1) I have tested the gaze direction in several different situations and the performance is not robust, as soon as I changed the position of the camera or light condition the accuracy drops. Actually I expected it because gaze direction function is a rule-based (mathematics based) and the ratios will change with both position of camera and the person. I thought it will be a good idea to integrate a robust DL based gaze estimation model into Human. There is an open source python pre-trained model that I am using for my study. I am supposed to change the algorithm to JS and then integrate it to Human, or is there any way to skip this conversion part?

What is your idea? any solution to make the gaze direction finding part work more accurate?

2) The Iris distance is working reverse, When I get more close to the webcam it shows higher distance and we I get more far from the camera it shows lesser distance.

Thx

vladmandic commented 3 years ago

I have tested the gaze direction in several different situations and the performance is not robust, as soon as I changed the position of the camera or light condition the accuracy drops. Actually I expected it because gaze direction function is a rule-based (mathematics based) and the ratios will change with both position of camera and the person. I thought it will be a good idea to integrate a robust DL based gaze estimation model into Human. There is an open source python pre-trained model that I am using for my study. I am supposed to change the algorithm to JS and then integrate it to Human, or is there any way to skip this conversion part?

Can you share the model so I can take a look?

The Iris distance is working reverse, When I get more close to the webcam it shows higher distance and we I get more far from the camera it shows lesser distance.

Iris was calculating iris size, not actual distance.

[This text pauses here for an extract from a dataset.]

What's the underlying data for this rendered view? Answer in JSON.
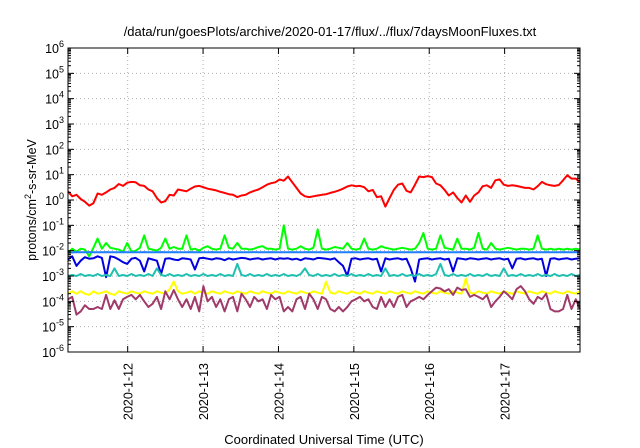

I've corrected that, latest code is on git.

Values returned now are distance from camera in cm corrected for a typical webcam field of view of 88 degrees
(for example, when i'm sitting in front of notebook, iris distance will be ~30cm).

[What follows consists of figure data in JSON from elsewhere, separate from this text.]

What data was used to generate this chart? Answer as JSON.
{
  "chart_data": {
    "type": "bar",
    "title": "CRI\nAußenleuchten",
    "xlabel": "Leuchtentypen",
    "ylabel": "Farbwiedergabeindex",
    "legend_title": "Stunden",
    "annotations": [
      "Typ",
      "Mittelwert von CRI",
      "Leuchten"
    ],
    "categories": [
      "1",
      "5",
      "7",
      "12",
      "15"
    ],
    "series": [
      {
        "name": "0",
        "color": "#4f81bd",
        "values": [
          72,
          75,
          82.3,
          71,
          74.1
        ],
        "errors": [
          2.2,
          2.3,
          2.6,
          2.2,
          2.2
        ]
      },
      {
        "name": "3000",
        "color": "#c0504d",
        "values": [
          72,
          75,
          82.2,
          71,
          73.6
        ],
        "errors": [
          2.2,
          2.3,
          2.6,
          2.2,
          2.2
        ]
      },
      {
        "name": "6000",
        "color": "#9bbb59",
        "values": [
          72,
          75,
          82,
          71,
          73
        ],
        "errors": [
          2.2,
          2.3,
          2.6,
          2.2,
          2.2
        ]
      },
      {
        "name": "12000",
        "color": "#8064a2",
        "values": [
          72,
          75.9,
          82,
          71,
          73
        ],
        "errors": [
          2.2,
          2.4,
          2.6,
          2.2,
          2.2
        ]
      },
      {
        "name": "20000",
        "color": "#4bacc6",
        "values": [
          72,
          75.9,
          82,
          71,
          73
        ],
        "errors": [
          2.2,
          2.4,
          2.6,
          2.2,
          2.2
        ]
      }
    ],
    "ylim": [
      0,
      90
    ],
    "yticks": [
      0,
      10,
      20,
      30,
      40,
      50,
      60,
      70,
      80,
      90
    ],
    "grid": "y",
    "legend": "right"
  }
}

Note that there is no way to determine camera field of view programatically, so for more correct measurements user should adjust this value accordingly.

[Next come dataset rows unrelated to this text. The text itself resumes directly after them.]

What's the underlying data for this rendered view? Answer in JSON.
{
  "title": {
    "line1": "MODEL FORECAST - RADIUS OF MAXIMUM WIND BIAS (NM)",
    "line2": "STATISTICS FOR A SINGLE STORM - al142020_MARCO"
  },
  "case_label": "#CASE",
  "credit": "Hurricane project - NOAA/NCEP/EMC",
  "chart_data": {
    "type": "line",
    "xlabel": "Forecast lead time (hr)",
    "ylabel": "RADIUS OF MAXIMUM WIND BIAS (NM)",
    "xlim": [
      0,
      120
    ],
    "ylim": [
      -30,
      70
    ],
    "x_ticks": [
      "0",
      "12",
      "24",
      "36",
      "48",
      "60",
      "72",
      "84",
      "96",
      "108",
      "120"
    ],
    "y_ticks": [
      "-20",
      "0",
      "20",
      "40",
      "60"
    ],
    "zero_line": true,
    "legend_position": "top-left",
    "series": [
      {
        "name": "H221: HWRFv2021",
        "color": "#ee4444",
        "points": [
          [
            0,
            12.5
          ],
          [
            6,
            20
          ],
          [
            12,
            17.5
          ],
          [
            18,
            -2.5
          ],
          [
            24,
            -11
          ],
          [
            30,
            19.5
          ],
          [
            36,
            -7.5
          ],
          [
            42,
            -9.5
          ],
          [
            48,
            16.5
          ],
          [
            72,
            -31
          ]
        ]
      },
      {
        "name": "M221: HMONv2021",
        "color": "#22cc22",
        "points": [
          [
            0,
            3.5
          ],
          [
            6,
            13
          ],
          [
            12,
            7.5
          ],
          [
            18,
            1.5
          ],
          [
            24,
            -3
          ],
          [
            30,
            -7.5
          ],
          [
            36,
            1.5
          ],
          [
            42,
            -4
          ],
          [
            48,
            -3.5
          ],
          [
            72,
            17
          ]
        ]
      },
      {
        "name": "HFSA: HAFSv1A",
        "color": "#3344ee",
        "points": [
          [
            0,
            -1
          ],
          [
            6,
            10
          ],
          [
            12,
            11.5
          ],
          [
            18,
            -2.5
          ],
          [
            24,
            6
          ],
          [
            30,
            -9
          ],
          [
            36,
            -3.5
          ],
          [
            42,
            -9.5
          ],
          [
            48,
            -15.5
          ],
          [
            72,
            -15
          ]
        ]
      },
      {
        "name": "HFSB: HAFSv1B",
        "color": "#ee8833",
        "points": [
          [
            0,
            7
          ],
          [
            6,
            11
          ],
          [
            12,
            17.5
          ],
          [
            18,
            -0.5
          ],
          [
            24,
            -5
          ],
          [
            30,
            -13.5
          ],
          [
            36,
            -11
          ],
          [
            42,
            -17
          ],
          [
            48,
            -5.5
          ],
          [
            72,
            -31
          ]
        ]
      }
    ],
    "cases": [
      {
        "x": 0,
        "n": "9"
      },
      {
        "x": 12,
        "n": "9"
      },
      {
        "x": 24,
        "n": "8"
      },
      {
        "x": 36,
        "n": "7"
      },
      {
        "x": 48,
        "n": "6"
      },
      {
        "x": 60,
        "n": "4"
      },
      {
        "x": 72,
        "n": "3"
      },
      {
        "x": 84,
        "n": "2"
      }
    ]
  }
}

Btw, this iris distance was an actual issue - can you in the future open a separate issue for such items so it can be tracked and closed correctly?

lghasemzadeh commented 3 years ago

1) What do you do exactly in the Human to find the gaze? 2) Is there any room to improve the gaze finding part? Is it possible to make it more robust?

I just shared the link via email. Sure I will open separate issue for iris distance. Thanks

vladmandic commented 3 years ago

No need to open separate issue for Iris distance anymore since it's already fixed in main branch as of few days ago
Just please do so for any new issues you find in the future

Anyhow, I've just created a new discussion item and tried to answer most of the questions there: https://github.com/vladmandic/human/discussions/124

lghasemzadeh commented 2 years ago

Hi Vladimir,

I checked the iris detection of mediapipe and I faced problem regarding the directions correctly and while searching for similar issues I found this. It can give the iris position inside the eyes correctly when it is at right and left but for up and down it gives wrong estimation since the eyelid landmarks move as iris landmarks move and by the result the position of iris inside the sclera (eye) remains constant. see the video in the link I shared. I think you have this problem for Human as well. Do you have any idea?

Thx

vladmandic commented 2 years ago

exactly the same problem and i don't see an easy way out. but its also a low priority for me given everything else.